Washington today is a convergence of civic celebration of veterans, and the anticipation that Congress will soon vote to give the President new war-making authority and approve more money for more War in Iraq and Syria.
The last authorization for war against Iraq was obtained fraudulently. But with the upcoming authorization and war appropriations, our civic narrative, deprived of memory, requires no consequence, only the plodding towards more war.
This new request rests not on fraud, but on hubris — the vainglorious notion that we will, at last, “stabilize” (remake) Iraq, Afghanistan and Syria, that US military might trumps culture, religion, history.
Outside the beltway bubble, another America exists. Here people struggle with an economy where wealth is accelerating upwards, where unemployment, underemployment, low wages, limited opportunities for higher education, the high cost of housing and health care and precarious retirement conditions daily impose physical suffering and mental anguish.
Setting a New Course
Washington needs a re-evaluate America’s role in the world. What makes us safe and secure at home?
In the past month, we have held listening sessions with groups of people in Iowa, New York, Oregon, Washington State, Northern and Southern California, and Colorado, inquiring what “National Security” really means to them.
What we are finding is that some Americans define national security not in terms of military prowess or foreign invasions, but in terms of true human security for America, including food security and economic security.
The recent elections and polls reflected this too, with the state of the economy weighing on people’s minds, and foreign policy way down the list.
Washington, D.C., on the other hand, has created a grim equation. National Security = more war. National Security = less freedom. National Security = the hemorrhaging of taxpayer money to war in sacrifice of the domestic economy.

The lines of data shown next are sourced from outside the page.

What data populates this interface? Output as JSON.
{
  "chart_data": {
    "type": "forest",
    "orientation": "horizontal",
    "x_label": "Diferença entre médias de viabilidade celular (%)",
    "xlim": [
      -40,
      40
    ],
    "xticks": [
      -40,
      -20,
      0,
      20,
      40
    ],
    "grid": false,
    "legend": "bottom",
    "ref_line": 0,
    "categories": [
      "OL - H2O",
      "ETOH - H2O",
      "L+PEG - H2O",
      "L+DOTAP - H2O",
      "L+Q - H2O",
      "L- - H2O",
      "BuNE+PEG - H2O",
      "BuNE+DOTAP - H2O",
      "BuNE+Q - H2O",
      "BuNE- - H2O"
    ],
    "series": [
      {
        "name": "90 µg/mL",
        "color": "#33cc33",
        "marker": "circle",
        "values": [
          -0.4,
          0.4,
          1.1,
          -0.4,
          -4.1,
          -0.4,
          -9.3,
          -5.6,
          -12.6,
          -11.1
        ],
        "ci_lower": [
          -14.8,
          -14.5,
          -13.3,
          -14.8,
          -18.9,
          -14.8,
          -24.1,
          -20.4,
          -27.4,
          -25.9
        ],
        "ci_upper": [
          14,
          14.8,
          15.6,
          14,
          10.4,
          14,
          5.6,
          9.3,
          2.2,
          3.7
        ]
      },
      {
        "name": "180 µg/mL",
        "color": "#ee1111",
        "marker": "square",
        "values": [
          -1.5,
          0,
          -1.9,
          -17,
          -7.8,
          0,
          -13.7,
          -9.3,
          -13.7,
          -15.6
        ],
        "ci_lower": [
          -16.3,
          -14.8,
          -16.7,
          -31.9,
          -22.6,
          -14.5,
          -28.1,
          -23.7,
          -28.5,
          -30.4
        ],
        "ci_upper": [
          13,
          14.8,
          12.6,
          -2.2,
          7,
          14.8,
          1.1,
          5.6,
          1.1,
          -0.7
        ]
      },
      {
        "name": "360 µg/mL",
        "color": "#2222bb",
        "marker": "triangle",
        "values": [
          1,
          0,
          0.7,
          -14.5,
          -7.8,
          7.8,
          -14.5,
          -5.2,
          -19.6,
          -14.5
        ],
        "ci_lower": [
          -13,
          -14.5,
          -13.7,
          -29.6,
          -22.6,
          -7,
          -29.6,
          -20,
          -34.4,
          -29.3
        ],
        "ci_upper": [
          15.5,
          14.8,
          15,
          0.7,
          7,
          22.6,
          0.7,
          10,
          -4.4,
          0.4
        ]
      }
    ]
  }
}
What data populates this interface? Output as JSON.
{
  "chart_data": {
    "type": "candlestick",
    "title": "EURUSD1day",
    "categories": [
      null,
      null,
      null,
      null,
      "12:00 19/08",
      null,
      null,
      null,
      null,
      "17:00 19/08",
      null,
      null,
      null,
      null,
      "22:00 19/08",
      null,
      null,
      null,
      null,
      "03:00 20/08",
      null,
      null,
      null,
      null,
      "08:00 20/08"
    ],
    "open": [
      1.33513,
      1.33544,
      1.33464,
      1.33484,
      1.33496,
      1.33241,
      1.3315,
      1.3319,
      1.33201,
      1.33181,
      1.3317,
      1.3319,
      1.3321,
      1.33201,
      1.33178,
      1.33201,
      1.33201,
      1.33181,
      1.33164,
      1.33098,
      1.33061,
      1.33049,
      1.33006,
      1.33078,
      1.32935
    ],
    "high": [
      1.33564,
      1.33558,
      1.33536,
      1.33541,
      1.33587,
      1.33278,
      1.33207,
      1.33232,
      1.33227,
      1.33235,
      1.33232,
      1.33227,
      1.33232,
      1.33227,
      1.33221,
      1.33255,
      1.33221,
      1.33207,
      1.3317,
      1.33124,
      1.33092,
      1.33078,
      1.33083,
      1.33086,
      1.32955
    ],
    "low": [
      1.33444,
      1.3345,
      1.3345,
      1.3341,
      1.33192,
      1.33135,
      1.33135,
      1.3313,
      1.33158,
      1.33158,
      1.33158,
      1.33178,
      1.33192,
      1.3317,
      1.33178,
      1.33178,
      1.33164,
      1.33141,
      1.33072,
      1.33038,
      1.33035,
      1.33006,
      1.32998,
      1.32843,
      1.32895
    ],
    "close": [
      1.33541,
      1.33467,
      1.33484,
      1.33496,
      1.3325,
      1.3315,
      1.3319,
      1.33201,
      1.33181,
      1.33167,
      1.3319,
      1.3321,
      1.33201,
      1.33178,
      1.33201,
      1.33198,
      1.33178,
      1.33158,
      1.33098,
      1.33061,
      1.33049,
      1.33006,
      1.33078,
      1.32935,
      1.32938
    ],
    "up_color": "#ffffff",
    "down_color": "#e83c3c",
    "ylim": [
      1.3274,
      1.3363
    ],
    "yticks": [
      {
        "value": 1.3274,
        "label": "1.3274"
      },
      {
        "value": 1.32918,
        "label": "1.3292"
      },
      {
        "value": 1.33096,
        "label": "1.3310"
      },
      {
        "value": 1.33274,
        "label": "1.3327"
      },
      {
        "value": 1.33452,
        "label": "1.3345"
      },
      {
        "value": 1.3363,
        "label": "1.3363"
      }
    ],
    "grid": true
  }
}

We can report from those meetings, there is another America stirring.
Unlike Capitol Hill, the other America has been shaken, but still holds fast to ideals and to the Constitution. It is an America restless for change, keenly aware of promises not delivered, and resentful of a system which profits the few while keeping the many fearful and at war.
America’s future may well be described by whether we can successfully navigate the path from terror to peace, a path from 9/11 to 11/11 and the spirit of Armistice. It is a path that requires truth, reconciliation, commitment and courage. War-weary Americans are ready for a new direction, whether official Washington is ready or not.
Let us take this four-year period, from 2014 to 2018, the 100th anniversaries of the global battle of WW1 to the Armistice of November 11, 1918, to bring our own great transition from entrenched commitment to perpetual war. Φ
Elizabeth Kucinich is a champion for health, human rights, animals and the environment, and the Director of Policy at the Center for Food Safety (CFS). Through legal challenges, CFS has successfully prevented at least 7 potentially hazardous GMO crops, including biopharmaceutical crops, from being commercialized and has filed numerous groundbreaking legal petitions to halt the use of dangerous feed additives in industrial livestock operations. Elizabeth serves as a board director of several notable organizations, including Sean Penn’s Haitian relief organization, J/P HRO, and the Rodale Institute, America’s oldest organic research institute. Dennis Kucinich is a former U.S. Representative from Ohio, serving from 1997 to 2013. He was also a candidate for the Democratic nomination for President of the United States in the 2004 and 2008 Presidential elections. He was a member of the House Committee on Education and the Workforce. From 1977 to 1979, Kucinich served as the 53rd Mayor of Cleveland, Ohio.